One of the many things I loved about teaching self-defense at Home Alive was witnessing the generative creativity people tapped into when sharing ideas, stories, visions, and imaginations of fierce, playful and even fun self-defense strategies. It was inspiring and humbling to hold space for people to let go of fear and move into possibility. Play is not something people necessarily associate with a self-defense class. However, play, fun, and curiosity are essential for developing flexible, adaptable and ultimately more practical strategies for safety and community care.
It was not always easy for people to access play in self-defense classes. Participants often came to Home Alive fearful of being hurt, of being hurt again, and terrified of not being able to defend themselves or keep each other safe. One of the ways Home Alive classes’ interrupted fear and embodied play and fun was through exercises that demonstrated the multifaceted and imaginative ways people defend themselves. This approach demystified self-defense and supported notions of community care by highlighting ways people support and take care of one another without any “expert training”.
For example, when a student asked, “What should you do if someone grabs you like this?” teaching an actual grab release was secondary to using the question as an opportunity to expand people’s focus (which was narrow and laser like on the grab), and to engage in curious exploration of opportunities and contexts: Who is doing the grabbing? Where is the grabbling taking place? What is the nature of the relationship? What is the nature of the grab? What is the goal of the person being grabbed? What is the goal of the person grabbing? Are there social factors like power and privilege, access and ability to consider? What else is happening around the people? What other things are going on with their bodies? Faces? Are they sitting or standing, walking or moving? Are there other people around? Are they at work? In a home? On a bus? At a party? In a meeting? If there are other people around, who are they? Friends? Strangers? Coworkers? Team members? Officemates?
Having participants explore the multiplicity of context interrupts the notion that there is one (right) way to defend one’s self. These exercise also expand discussions of self-defense to include social constructs and community engagement. In addition, people were encouraged to generate a wide range of options together demonstrating for one another their creativity, diversity, adaptability and humor, all of which are central to community care.
Community care is about understanding that the way someone protects themselves or sets a boundary may not only be wildly different from the way you would, but may seem unsafe, uncomfortable or even inconceivable. We must support people in their individual approaches to self-defense, boundary setting, safety and self-care, even if we disagree with them. All of us cannot and will not set boundaries in the same way. Not all self-defense strategies are accessible, possible or desirable for every body. Mainstream posits that there are specific and correct ways people should defend themselves, such as checklists and safety tips, are weaponized through victim blaming. In addition, these types of approaches to safety inevitably ignore, or minimize how race, class, gender, ability, and age inform how people navigate the world, how they are perceived, what kinds of violence they are likely to face and what access to social/individual/community resources may be available.
Rather than narrow options, community care endeavors to expand the ranges of options.
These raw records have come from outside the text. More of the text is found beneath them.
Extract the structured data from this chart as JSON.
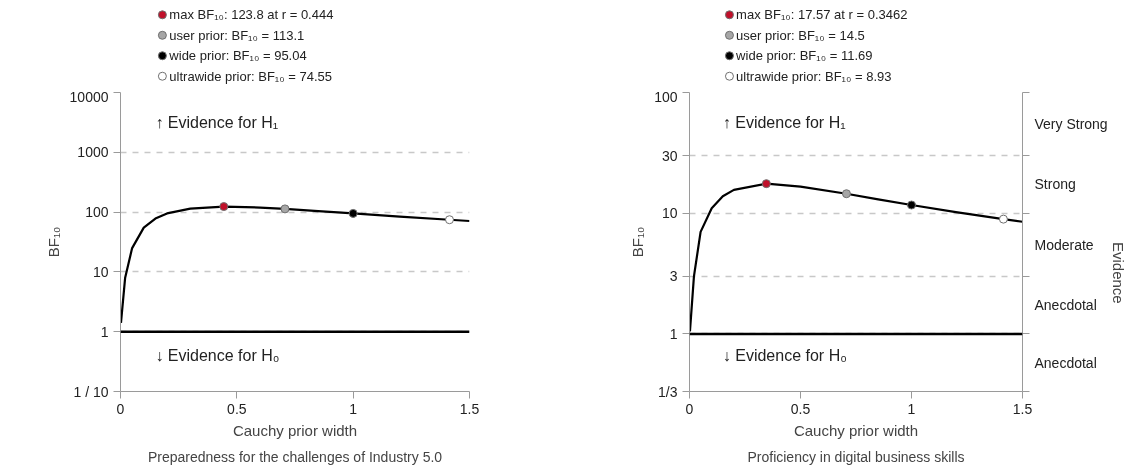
{
  "chart_data": [
    {
      "type": "line",
      "xlabel": "Cauchy prior width",
      "ylabel": "BF₁₀",
      "log": "y",
      "xlim": [
        0,
        1.5
      ],
      "xticks": [
        0,
        0.5,
        1,
        1.5
      ],
      "ylim": [
        0.1,
        10000
      ],
      "yticks": [
        {
          "value": 0.1,
          "label": "1 / 10"
        },
        1,
        10,
        100,
        1000,
        10000
      ],
      "grid": "y",
      "legend": "top left",
      "ref_lines": [
        {
          "axis": "y",
          "value": 1,
          "color": "#000000",
          "line_style": "solid"
        }
      ],
      "annotations": [
        "↑ Evidence for H₁",
        "↓ Evidence for H₀",
        "Preparedness for the challenges of Industry 5.0"
      ],
      "series": [
        {
          "color": "#000000",
          "x": [
            0.002,
            0.02,
            0.05,
            0.1,
            0.15,
            0.2,
            0.3,
            0.444,
            0.6,
            0.707,
            0.85,
            1.0,
            1.2,
            1.414,
            1.5
          ],
          "values": [
            1.4,
            8,
            25,
            55,
            78,
            95,
            114,
            123.8,
            119,
            113.1,
            104,
            95.04,
            84,
            74.55,
            71
          ]
        },
        {
          "type": "scatter",
          "name": "max BF₁₀: 123.8 at r = 0.444",
          "color": "#c0102a",
          "marker": "circle",
          "x": [
            0.444
          ],
          "values": [
            123.8
          ]
        },
        {
          "type": "scatter",
          "name": "user prior: BF₁₀ = 113.1",
          "color": "#a6a6a6",
          "marker": "circle",
          "x": [
            0.707
          ],
          "values": [
            113.1
          ]
        },
        {
          "type": "scatter",
          "name": "wide prior: BF₁₀ = 95.04",
          "color": "#000000",
          "marker": "circle",
          "x": [
            1.0
          ],
          "values": [
            95.04
          ]
        },
        {
          "type": "scatter",
          "name": "ultrawide prior: BF₁₀ = 74.55",
          "color": "#ffffff",
          "marker": "circle",
          "x": [
            1.414
          ],
          "values": [
            74.55
          ]
        }
      ]
    },
    {
      "type": "line",
      "xlabel": "Cauchy prior width",
      "ylabel": "BF₁₀",
      "y2label": "Evidence",
      "log": "y",
      "xlim": [
        0,
        1.5
      ],
      "xticks": [
        0,
        0.5,
        1,
        1.5
      ],
      "ylim": [
        0.3333,
        100
      ],
      "yticks": [
        {
          "value": 0.3333,
          "label": "1/3"
        },
        1,
        3,
        10,
        30,
        100
      ],
      "grid": "y",
      "legend": "top left",
      "ref_lines": [
        {
          "axis": "y",
          "value": 1,
          "color": "#000000",
          "line_style": "solid"
        }
      ],
      "annotations": [
        "↑ Evidence for H₁",
        "↓ Evidence for H₀",
        "Very Strong",
        "Strong",
        "Moderate",
        "Anecdotal",
        "Anecdotal",
        "Proficiency in digital business skills"
      ],
      "series": [
        {
          "color": "#000000",
          "x": [
            0.002,
            0.02,
            0.05,
            0.1,
            0.15,
            0.2,
            0.3462,
            0.5,
            0.707,
            0.85,
            1.0,
            1.2,
            1.414,
            1.5
          ],
          "values": [
            1.05,
            3,
            7,
            11,
            13.8,
            15.6,
            17.57,
            16.6,
            14.5,
            13,
            11.69,
            10.2,
            8.93,
            8.5
          ]
        },
        {
          "type": "scatter",
          "name": "max BF₁₀: 17.57 at r = 0.3462",
          "color": "#c0102a",
          "marker": "circle",
          "x": [
            0.3462
          ],
          "values": [
            17.57
          ]
        },
        {
          "type": "scatter",
          "name": "user prior: BF₁₀ = 14.5",
          "color": "#a6a6a6",
          "marker": "circle",
          "x": [
            0.707
          ],
          "values": [
            14.5
          ]
        },
        {
          "type": "scatter",
          "name": "wide prior: BF₁₀ = 11.69",
          "color": "#000000",
          "marker": "circle",
          "x": [
            1.0
          ],
          "values": [
            11.69
          ]
        },
        {
          "type": "scatter",
          "name": "ultrawide prior: BF₁₀ = 8.93",
          "color": "#ffffff",
          "marker": "circle",
          "x": [
            1.414
          ],
          "values": [
            8.93
          ]
        }
      ]
    }
  ]
}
When we deeply accept that safety, self-defense and even what constitutes violence and abuse will mean different things to different communities at different times, then we create spaciousness and room for all kinds of boundaries. If a self-defense class teaches that calling the police is a good, acceptable, reasonable and safe response to harassment the needs of entire communities who do not experience police presence as safe are ignored. The class also looses out on expanding imaginations about other kinds of responses, such as: community accountability groups, informal support networks, bystander trainings, police/law enforcement accountability projects, education curricula, or public forums.
Another way options are narrowed is by assuming vulnerability is universal. Home Alive held a class where people came dressed in the clothing they wore for a night out on the town. Some participants wore very high heels. There were questions about the choice to wear such shoes and even concerns about me as an instructor “condoning” someone wearing high heel shoes in situations where someone might have to defend themselves. The belief that high heels make someone more vulnerable is a myth. People can and do defend themselves in all kinds of outfits and footwear. This gendered myth rooted in misogyny conflates high heels with vulnerability, is stranger focused, and able-bodied centric, assuming the person will not be able to successfully defend themselves or escape unless they wearing “sensible” shoes.
At it’s best, community care broadens the frame, language and dialogue about safety, offering multiple and sometimes conflicting options for self-defense. Community care interrupts victim blaming and interweaves individual and communal safety. Most importantly community care centers those whom are the most blamed, most shamed, and marginalized, not as victims to be taught how to keep themselves safe, but as leaders who can widen the lens of safety to include their stories and experiences as vibrant, creative as well as playful and fun ways of defending ourselves and defending one another.